You should not confuse me with someone who is going to vote Labour next year.
The rise of Ukip has its roots in the long-term trend of increasing dissatisfaction with the main parties and the shorter-term factor of the loss of the Liberal Democrats as a repository for protest votes. All three of the traditional "main" parties are now judged as part of the same governing class, and none appear capable of appealing to the ever-growing group of disaffected voters. The Conservatives could not in 2010, and Labour if anything seem to be doing a worse job, despite the implosion in Lib Dem support. If you'd have believed in 2010 that the Conservatives and Liberal Democrats would ship 20 points between them at this point in the parliament, you'd no doubt have thought Labour would be secure in the low-mid 40s. The fact that they are some ten points adrift of that mark and struggling to retain a lead in the polls demonstrates the scale of their failure to date.
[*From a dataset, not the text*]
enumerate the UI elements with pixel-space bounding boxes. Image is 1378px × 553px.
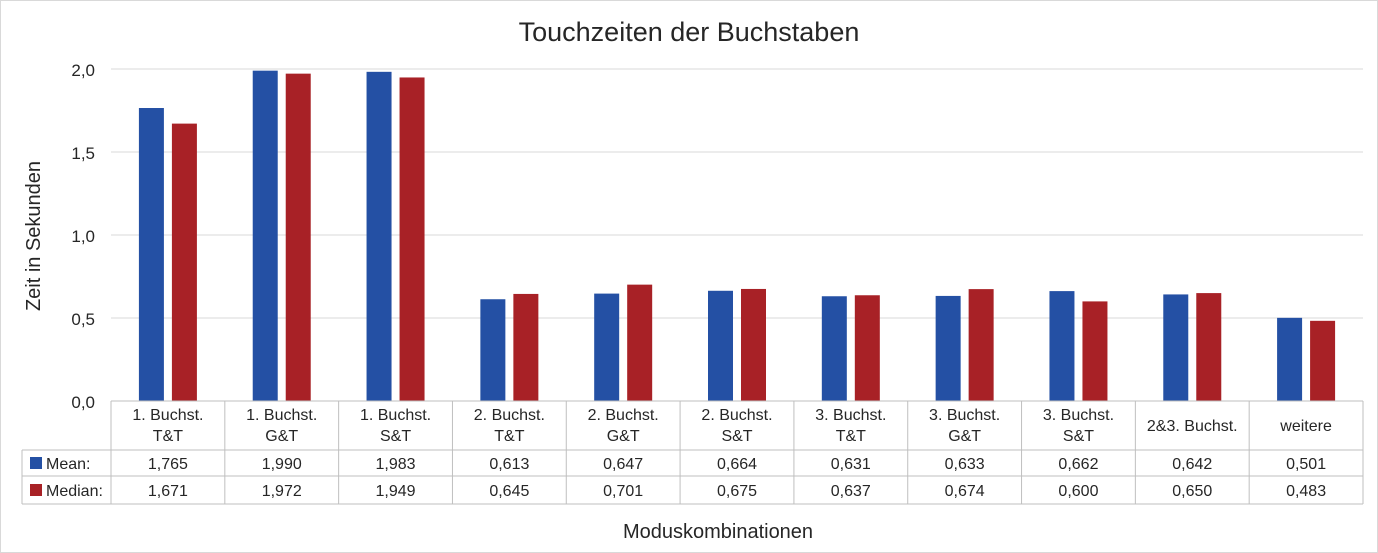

Still, it's all to play for in 2015. The decisive factor will be how the disaffected groups behave. Which will hold their nose and return to their former home? Which will register their disaffection by simply staying at home? And which will turnout for the parties they now say they support? My sense is that the Ukip vote will be more resilient than, for example, the Green vote, which may assist Labour, but that the Lib Dems will find a way to win back some of the support lost to Labour, which could offset the different behaviour of Ukip and Green supporters.
The Rochester by-election could prove to be decisive (I think the betting markets are currently underestimating the risk of a post buy-election Tory meltdown), but assuming the Tories survive it (that is to say, either they win or they lose but don't fracture further (latter more likely)) I believe the most important development in the next few months will be the yellow swan - the Lib Dems' strategy for departing government and positioning at the next election. We more or less know what each of the Tories, Labour and Ukip will offer at the next election. We don't yet know what Liberal Democrats will offer, or whether they can recapture much of the support they appear to have lost.